Media Tactics told the ICO’s enforcement team that it had bought data from other firms and believed the data subjects had consented to being contacted. The phone numbers were sourced from a range of websites including discount and prize draw websites, pay day loans, insurance brokers and an electronic cigarette seller.
Many of the privacy notices on the identified websites were generic and unspecific, for example: "we may share your details with third parties whose offers we think might interest you" or contained a long list of general categories of organisations to whom the data would be disclosed, including, to name a few, the following sectors: astrology, charitable organisations, comparison websites, debt collection, financial providers, fashion and leisure goods, general retailers and general marketing. Most of the privacy notices did not refer to the data being used for the purposes of making automated direct marketing calls.
The ICO found automated marketing calls can only be made to people who have previously notified the caller that they consent to such communications being sent by, or at the instigation of, the caller. As such, Media Tactics did not have the necessary permission and this was against the law.
For more information, please click here.
An investigation was commenced in April 2015 when a patient found that transcripts including details from interviews with Lister Hospital IVF patients could be freely accessed by searching online.
The investigation revealed the hospital had been routinely sending unencrypted audio records of the interviews by email to a company in India. Details of private conversations between a doctor and various hospital patients wishing to undertake fertility treatment were transcribed in India and then sent back to the hospital. The ICO found the Indian company could not restrict access to the personal information because it stored audio files and transcripts using an unsecure server.

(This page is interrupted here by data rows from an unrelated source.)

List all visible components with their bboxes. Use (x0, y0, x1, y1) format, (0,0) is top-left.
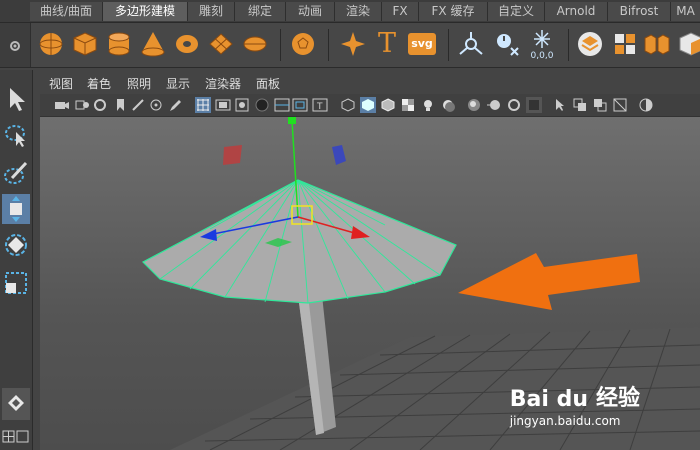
pen-icon[interactable] (168, 97, 184, 113)
xray-icon[interactable] (572, 97, 588, 113)
cone-mesh[interactable] (142, 179, 457, 304)
safe-action-icon[interactable] (292, 97, 308, 113)
torus-icon[interactable] (172, 29, 202, 59)
2d-pan-icon[interactable] (148, 97, 164, 113)
watermark-url: jingyan.baidu.com (509, 414, 621, 428)
anti-alias-icon[interactable] (506, 97, 522, 113)
move-tool-button[interactable] (2, 194, 30, 224)
safe-title-icon[interactable]: T (312, 97, 328, 113)
tab-animation[interactable]: 动画 (286, 2, 335, 21)
cube-icon[interactable] (70, 29, 100, 59)
shelf-tab-bar: 曲线/曲面 多边形建模 雕刻 绑定 动画 渲染 FX FX 缓存 自定义 Arn… (0, 0, 700, 23)
separate-icon[interactable] (642, 29, 672, 59)
numeric-label: 0,0,0 (530, 51, 554, 61)
move-tool-icon (10, 196, 22, 222)
smooth-shade-icon[interactable] (360, 97, 376, 113)
text-icon[interactable]: T (372, 29, 402, 59)
sphere-icon[interactable] (36, 29, 66, 59)
watermark: Bai du 经验 jingyan.baidu.com (510, 380, 640, 428)
menu-view[interactable]: 视图 (49, 75, 73, 92)
baidu-logo: Bai du (509, 387, 588, 412)
tab-bifrost[interactable]: Bifrost (608, 2, 671, 21)
depth-of-field-icon[interactable] (526, 97, 542, 113)
menu-lighting[interactable]: 照明 (127, 75, 151, 92)
shelf-divider (280, 29, 281, 61)
rotate-tool-icon[interactable] (2, 230, 30, 260)
cone-icon[interactable] (138, 29, 168, 59)
tab-poly-modeling[interactable]: 多边形建模 (103, 2, 188, 21)
xray-joints-icon[interactable] (592, 97, 608, 113)
snowflake-icon[interactable]: 0,0,0 (524, 29, 560, 61)
clock-delete-icon[interactable] (492, 29, 522, 59)
film-gate-icon[interactable] (215, 97, 231, 113)
select-tool-icon[interactable] (2, 84, 30, 114)
menu-show[interactable]: 显示 (166, 75, 190, 92)
motion-blur-icon[interactable] (486, 97, 502, 113)
menu-shading[interactable]: 着色 (87, 75, 111, 92)
camera-attr-icon[interactable] (74, 97, 90, 113)
image-plane-icon[interactable] (112, 97, 128, 113)
isolate-select-icon[interactable] (552, 97, 568, 113)
tab-fx[interactable]: FX (382, 2, 419, 21)
tab-sculpting[interactable]: 雕刻 (188, 2, 235, 21)
svg-icon[interactable]: svg (408, 33, 436, 55)
sweep-mesh-icon[interactable] (456, 29, 486, 59)
paint-select-icon[interactable] (2, 158, 30, 188)
panel-menu-bar: 视图 着色 照明 显示 渲染器 面板 (40, 72, 700, 94)
exposure-icon[interactable] (638, 97, 654, 113)
tab-fx-caching[interactable]: FX 缓存 (419, 2, 488, 21)
lasso-icon[interactable] (2, 120, 30, 150)
wireframe-icon[interactable] (340, 97, 356, 113)
tab-arnold[interactable]: Arnold (545, 2, 608, 21)
gate-mask-icon[interactable] (254, 97, 270, 113)
layers-icon[interactable] (575, 29, 605, 59)
camera-icon[interactable] (54, 97, 70, 113)
gear-icon[interactable] (0, 23, 30, 67)
ambient-occlusion-icon[interactable] (466, 97, 482, 113)
shelf: T svg 0,0,0 (0, 23, 700, 68)
shadows-icon[interactable] (440, 97, 456, 113)
menu-renderer[interactable]: 渲染器 (205, 75, 241, 92)
backface-icon[interactable] (612, 97, 628, 113)
cylinder-icon[interactable] (104, 29, 134, 59)
tab-ma[interactable]: MA (671, 2, 700, 21)
textured-icon[interactable] (400, 97, 416, 113)
tab-rigging[interactable]: 绑定 (235, 2, 286, 21)
menu-panels[interactable]: 面板 (256, 75, 280, 92)
lights-icon[interactable] (420, 97, 436, 113)
bookmark-icon[interactable] (92, 97, 108, 113)
wire-on-shaded-icon[interactable] (380, 97, 396, 113)
shelf-settings[interactable] (0, 23, 31, 67)
shelf-divider (328, 29, 329, 61)
tab-curves-surfaces[interactable]: 曲线/曲面 (30, 2, 103, 21)
orange-arrow (458, 253, 640, 310)
combine-icon[interactable] (610, 29, 640, 59)
perspective-viewport[interactable]: Bai du 经验 jingyan.baidu.com (40, 117, 700, 450)
field-chart-icon[interactable] (274, 97, 290, 113)
shelf-divider (448, 29, 449, 61)
tab-custom[interactable]: 自定义 (488, 2, 545, 21)
shelf-divider (568, 29, 569, 61)
resolution-gate-icon[interactable] (234, 97, 250, 113)
svg-text:T: T (316, 102, 323, 112)
soccerball-icon[interactable] (288, 29, 318, 59)
disc-icon[interactable] (240, 29, 270, 59)
star-icon[interactable] (338, 29, 368, 59)
quad-layout-icon[interactable] (2, 388, 30, 420)
grease-pencil-icon[interactable] (130, 97, 146, 113)
panel-toolbar: T (40, 94, 700, 117)
toolbox (0, 70, 33, 450)
layout-buttons-icon[interactable] (2, 430, 30, 444)
scale-tool-icon[interactable] (2, 268, 30, 298)
plane-icon[interactable] (206, 29, 236, 59)
jingyan-label: 经验 (595, 386, 640, 411)
tab-rendering[interactable]: 渲染 (335, 2, 382, 21)
grid-toggle-icon[interactable] (195, 97, 211, 113)
extract-icon[interactable] (676, 29, 700, 59)
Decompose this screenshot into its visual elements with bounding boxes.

HCA International Ltd breached the DPA by failing to ensure that their sub-contractor acted responsibly in compliance with the seventh data protection principle. Head of ICO enforcement, Steve Eckersley said: "The reputation of the medical profession is built on trust. HCA International has not only broken the law, it has betrayed the trust of its patients."
For more information, please click here.
Norfolk County Council has been filed £60,000 for leaving files, which included sensitive information about children, in a cabinet sent to a second hand shop. The breach by Norfolk County Council came to light after the cabinet was purchased by a member of the public.
The ICO commented "Norfolk County Council appears to have overlooked the need to ensure it had robust measures in place to protect this information. It should have had a written procedure in place which made it clear that any storage items removed from the office which may have contained personal were thoroughly checked before disposal."